First, despite rejecting his offering, God visits Cain – not Abel (at least as far as we are told). This was an indication that God cared about Cain - probably more than He cared about Abel, and the continued protection Cain received from God even after killing his brother is evidence of this. And then God says something powerful to Cain – If you do what is right, will you not be accepted?. God’s acceptance was not about who He preferred; it was about what Cain did. God’s acceptance was and is not based on situation or circumstance but based on our actions – the way we respond to those circumstances.

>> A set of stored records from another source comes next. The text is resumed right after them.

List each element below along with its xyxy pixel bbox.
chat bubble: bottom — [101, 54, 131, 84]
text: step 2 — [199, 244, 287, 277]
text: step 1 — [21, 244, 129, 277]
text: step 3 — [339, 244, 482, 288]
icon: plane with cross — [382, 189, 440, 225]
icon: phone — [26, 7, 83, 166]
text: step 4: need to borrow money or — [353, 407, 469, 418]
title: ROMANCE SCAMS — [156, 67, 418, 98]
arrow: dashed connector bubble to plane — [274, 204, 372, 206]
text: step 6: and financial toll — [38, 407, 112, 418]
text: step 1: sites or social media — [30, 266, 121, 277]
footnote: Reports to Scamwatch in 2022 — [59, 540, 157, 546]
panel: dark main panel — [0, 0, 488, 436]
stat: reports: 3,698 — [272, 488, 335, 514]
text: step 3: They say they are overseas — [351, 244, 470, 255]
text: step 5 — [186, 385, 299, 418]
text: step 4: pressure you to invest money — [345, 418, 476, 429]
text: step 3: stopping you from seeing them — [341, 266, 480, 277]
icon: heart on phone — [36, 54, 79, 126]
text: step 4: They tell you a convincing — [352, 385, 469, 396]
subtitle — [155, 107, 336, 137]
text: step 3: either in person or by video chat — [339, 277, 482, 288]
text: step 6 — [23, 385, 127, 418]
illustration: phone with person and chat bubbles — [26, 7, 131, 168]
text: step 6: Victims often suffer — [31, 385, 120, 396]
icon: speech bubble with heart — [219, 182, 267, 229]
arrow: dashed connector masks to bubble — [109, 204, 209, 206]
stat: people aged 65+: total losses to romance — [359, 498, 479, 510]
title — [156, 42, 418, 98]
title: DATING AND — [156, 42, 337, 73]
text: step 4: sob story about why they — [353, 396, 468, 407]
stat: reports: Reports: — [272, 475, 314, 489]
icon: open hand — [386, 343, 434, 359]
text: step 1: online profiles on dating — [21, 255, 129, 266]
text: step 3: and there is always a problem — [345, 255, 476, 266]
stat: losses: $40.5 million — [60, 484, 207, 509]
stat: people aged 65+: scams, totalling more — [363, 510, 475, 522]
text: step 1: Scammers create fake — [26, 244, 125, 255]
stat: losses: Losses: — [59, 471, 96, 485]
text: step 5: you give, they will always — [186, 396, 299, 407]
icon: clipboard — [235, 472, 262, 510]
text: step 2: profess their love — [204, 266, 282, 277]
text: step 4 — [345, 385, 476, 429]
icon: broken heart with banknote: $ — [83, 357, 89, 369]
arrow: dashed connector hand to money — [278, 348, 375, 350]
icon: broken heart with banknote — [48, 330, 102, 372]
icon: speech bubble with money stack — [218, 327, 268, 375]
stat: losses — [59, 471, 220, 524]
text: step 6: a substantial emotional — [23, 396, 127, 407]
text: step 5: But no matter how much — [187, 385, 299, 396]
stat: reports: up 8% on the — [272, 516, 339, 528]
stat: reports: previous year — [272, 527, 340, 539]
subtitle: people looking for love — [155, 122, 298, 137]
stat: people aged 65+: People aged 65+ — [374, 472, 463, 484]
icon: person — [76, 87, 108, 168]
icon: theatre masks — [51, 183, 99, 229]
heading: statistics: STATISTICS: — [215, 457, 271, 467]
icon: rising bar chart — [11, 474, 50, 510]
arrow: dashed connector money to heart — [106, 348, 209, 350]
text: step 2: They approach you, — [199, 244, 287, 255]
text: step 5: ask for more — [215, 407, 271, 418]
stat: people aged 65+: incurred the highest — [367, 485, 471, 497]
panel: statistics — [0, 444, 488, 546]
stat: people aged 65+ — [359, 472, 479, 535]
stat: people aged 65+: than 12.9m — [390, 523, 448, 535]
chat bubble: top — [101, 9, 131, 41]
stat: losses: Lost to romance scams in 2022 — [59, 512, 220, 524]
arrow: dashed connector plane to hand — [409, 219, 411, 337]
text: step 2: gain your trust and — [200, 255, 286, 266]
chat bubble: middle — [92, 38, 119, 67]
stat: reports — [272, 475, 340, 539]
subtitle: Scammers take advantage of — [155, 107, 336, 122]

To draw a parallel, Christ in Matthew 25 vs. 14 – 29, describes an unprofitable servant in the parable of talents. The unprofitable servant – who received one Talent, refused to acknowledge his responsibility but focused on the perceived unfairness of the situation and his master. The second servant who received two talents serves as a contrast to the unprofitable servant. While he may have had reasons to be unproductive and unprofitable: he received considerably less talents than the first servant who got five talents, and had the same ‘hard’ master – in the words of the unprofitable servant, he chose to trade his talent and deliver results. He could not come up with results as grand as the first servant, because he had not been given as many talents to generate those results. But he made the best of his circumstance and delivered as well as he could. He did what was good, and he was accepted as well as rewarded. Interestingly, his reward was the same as the one who delivered 5 talents. The test was not about the talents, it was using the time they had to do the best they could.

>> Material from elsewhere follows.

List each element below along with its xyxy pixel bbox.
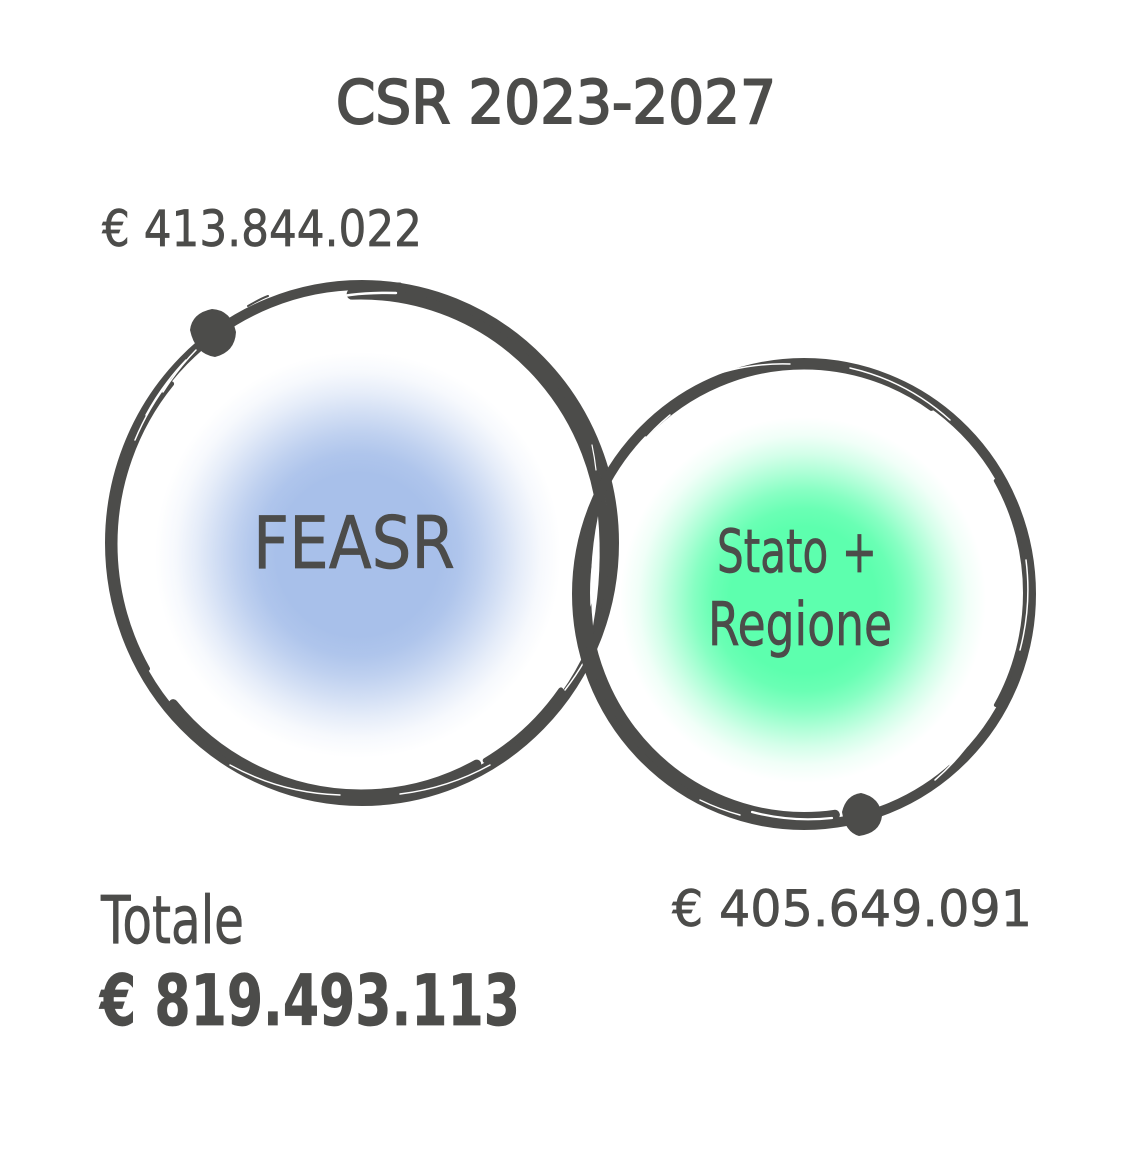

This can be instructive for us today, many of us have a list of the things we wish we had – those things that, if we had, we would become more productive in our personal lives and for the kingdom (on earth). The lesson here is, everyone can be accepted and rewarded – regardless of our circumstances but based on our actions.

One more lesson….

It says a lot about the attitude of Cain, that while he was upset that his sacrifice was rejected by God, the same God visits him and he says not a word, nor does he even bother to listen to what God has to say. Cain never really cared about the acceptance or rejection from God, he only wanted to be better than his brother. Envy was what drove him to anger and not the love of God. Therefore, the second part of God’s warning is so instructive:


“But if you do not do what is right, sin is crouching at your door; it desires to have you, but you must rule over it”


Living irresponsibly, to be driven and to act under the wrong motivation – obvious sin or no, eventually leads us to being dominated by sin. What drives you matters as much as what you do. What drives you, eventually determines what you do.


Tips to live a profitable Life (not exhaustive):


  1. Matthew 6:33 Seek God. Drop envy, every man’s journey is different. I Timothy 6 v. 6 – 10, our desires, not our circumstances are the biggest determinants of whether we become slaves to sin or not.

  2. Whatever you have is enough to be productive with. 2 Kings 4 vs. 1 – 7. No one has nothing. Nothing has no value. If you have anything, energy and time, that is of value to someone else, then you have something. Start small, build up.

  3. Matthew 7:7 Speak up and seek advice. One of the sad things about Cain’s story is that he said nothing to God until it was too late. Remember, God does not respond to our tears, He responds to our requests backed by faith. Speaking to God, knowing that He hears makes a difference.

  4. Be diligent. The instruction to do good has two parts, we have focused on the good but there is also the truth that we must ‘do’ to get a reward.